Pregnancy-associated atypical hemolytic uremic syndrome (p-aHUS) has recently become a well-recognized differential diagnosis of aHUS. Postpartal deficiency of complement system inhibitors is suspected trigger endothelial damage and formation of thrombotic microangiopathy (TMA), leading to hemolytic anemia and kidney failure. The presence of preeclampsia is thought to constitute a risk factor for p-aHUS, as the production of soluble Fms-like tyrosinkinase-1 (sFLT-1) promotes TMA formation (Erpenbeck, JASN 2016) by inhibiting the angiogenic effect of vascular endothelial growth factor (VEGF). However, since sFLT-1 production normally ceases with delivery and genetic defects in complement regulators can only be found in half of the cases (Bruel, CJASN 2018), further mechanisms need to be considered.

Case Description

In a 41 year-old female, delivery by caesarean section was performed in the 25th gestational week, due to preeclampsia (proteinuria 3,4 g/g creatinine, sFLT-1/PIGF 231). Ten days postpartum, she presented with coombs-negative hemolytic anemia (Hb 3.2 mmol/l, platelets 32 Gpt/l, schistocytes 4.3%, LDH >30 mmol/l, haptoglobin <0.1 mmol/l), and acute renal failure (s-creatinine 472 µmol/l). Kidney biopsy revealed glomerular TMA.
Genetic testing for mutations of known aHUS genes was unremarkable. However, a previously reported heterozygous 12bp insertion in exon 2 of TRPC6 was detected (c.253_264dup, p.(Ala85_Phe88dup)) (Weber, Ped. Neph. 2015). TRPC6 encodes an ubiquitously expressed calcium-permeable channel that also plays a crucial role in human podocytes, where defects have been associated with genetic FSGS by mechanisms of both, gain and loss of function (Riehle, JASN 2016). Patch clamp analysis and calcium influx assays upon overexpression of wildtype versus Ala85_Phe88dupare ongoing.

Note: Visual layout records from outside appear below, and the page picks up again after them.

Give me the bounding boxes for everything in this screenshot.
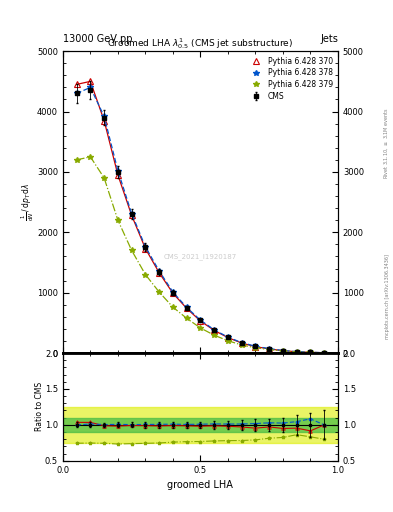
- Pythia 6.428 379: [212, 332, 217, 338]
- Pythia 6.428 378: [253, 343, 258, 349]
- Pythia 6.428 378: [129, 210, 134, 217]
- Pythia 6.428 379: [171, 304, 175, 310]
- Pythia 6.428 370: [88, 78, 93, 84]
- Pythia 6.428 370: [267, 346, 272, 352]
- Y-axis label: $\frac{1}{\mathrm{d}N}\,/\,\mathrm{d}p_T\,\mathrm{d}\lambda$: $\frac{1}{\mathrm{d}N}\,/\,\mathrm{d}p_T…: [19, 183, 35, 221]
- Pythia 6.428 370: [171, 290, 175, 296]
- Pythia 6.428 379: [308, 349, 313, 355]
- Pythia 6.428 370: [102, 118, 107, 124]
- Line: Pythia 6.428 370: Pythia 6.428 370: [74, 79, 327, 355]
- Pythia 6.428 378: [143, 244, 148, 250]
- Pythia 6.428 370: [212, 327, 217, 333]
- Pythia 6.428 379: [281, 348, 285, 354]
- Pythia 6.428 370: [198, 318, 203, 324]
- Y-axis label: Ratio to CMS: Ratio to CMS: [35, 382, 44, 432]
- Pythia 6.428 379: [88, 154, 93, 160]
- Pythia 6.428 379: [198, 325, 203, 331]
- Pythia 6.428 378: [116, 167, 120, 174]
- Text: CMS_2021_I1920187: CMS_2021_I1920187: [164, 253, 237, 260]
- Pythia 6.428 378: [74, 91, 79, 97]
- Pythia 6.428 378: [281, 348, 285, 354]
- Pythia 6.428 370: [143, 246, 148, 252]
- Text: mcplots.cern.ch [arXiv:1306.3436]: mcplots.cern.ch [arXiv:1306.3436]: [385, 254, 390, 339]
- Text: Rivet 3.1.10, $\geq$ 3.1M events: Rivet 3.1.10, $\geq$ 3.1M events: [382, 108, 390, 179]
- Pythia 6.428 370: [129, 212, 134, 219]
- Legend: Pythia 6.428 370, Pythia 6.428 378, Pythia 6.428 379, CMS: Pythia 6.428 370, Pythia 6.428 378, Pyth…: [246, 55, 334, 102]
- Pythia 6.428 379: [267, 347, 272, 353]
- Pythia 6.428 378: [239, 339, 244, 346]
- Pythia 6.428 379: [102, 175, 107, 181]
- Text: Jets: Jets: [320, 33, 338, 44]
- Pythia 6.428 370: [239, 340, 244, 346]
- Pythia 6.428 370: [116, 172, 120, 178]
- Pythia 6.428 379: [226, 338, 230, 344]
- Pythia 6.428 378: [157, 268, 162, 274]
- Pythia 6.428 378: [294, 349, 299, 355]
- Pythia 6.428 379: [74, 157, 79, 163]
- Line: Pythia 6.428 379: Pythia 6.428 379: [74, 154, 327, 355]
- Line: Pythia 6.428 378: Pythia 6.428 378: [74, 84, 327, 355]
- Pythia 6.428 378: [102, 113, 107, 119]
- Pythia 6.428 379: [116, 217, 120, 223]
- X-axis label: groomed LHA: groomed LHA: [167, 480, 233, 490]
- Pythia 6.428 378: [184, 304, 189, 310]
- Pythia 6.428 378: [212, 327, 217, 333]
- Pythia 6.428 370: [281, 348, 285, 354]
- Pythia 6.428 370: [184, 305, 189, 311]
- Text: 13000 GeV pp: 13000 GeV pp: [63, 33, 132, 44]
- Pythia 6.428 379: [157, 289, 162, 295]
- Pythia 6.428 378: [226, 334, 230, 340]
- Pythia 6.428 378: [88, 84, 93, 91]
- Pythia 6.428 370: [74, 81, 79, 88]
- Pythia 6.428 379: [184, 315, 189, 322]
- Pythia 6.428 370: [294, 349, 299, 355]
- Pythia 6.428 379: [143, 271, 148, 278]
- Title: Groomed LHA $\lambda^{1}_{0.5}$ (CMS jet substructure): Groomed LHA $\lambda^{1}_{0.5}$ (CMS jet…: [107, 36, 294, 51]
- Pythia 6.428 378: [171, 289, 175, 295]
- Pythia 6.428 370: [226, 334, 230, 340]
- Pythia 6.428 370: [322, 350, 327, 356]
- Pythia 6.428 378: [308, 349, 313, 355]
- Pythia 6.428 378: [267, 346, 272, 352]
- Pythia 6.428 379: [239, 342, 244, 348]
- Pythia 6.428 378: [198, 317, 203, 323]
- Pythia 6.428 370: [308, 349, 313, 355]
- Pythia 6.428 379: [294, 349, 299, 355]
- Pythia 6.428 379: [322, 350, 327, 356]
- Pythia 6.428 379: [129, 247, 134, 253]
- Pythia 6.428 378: [322, 350, 327, 356]
- Pythia 6.428 370: [157, 270, 162, 276]
- Pythia 6.428 379: [253, 345, 258, 351]
- Pythia 6.428 370: [253, 344, 258, 350]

P-aHUS is a major postpartal condition that takes several triggers in order to develop. We suggest that altered TRPC6 function may constitute an alternative trigger for development of acute TMA-related kidney failure, similar to the proposed mechanism in DGKE-related aHUS/TMA (Ozaltin, JASN 2013). As podocytic TRPC6 expression is also influenced by VEGF (Thilo, NDT 2012), sFLT-1 mediated VEGF inhibition in the setting of preeclampsia might further provoke an alteration in podocyte and platelet function.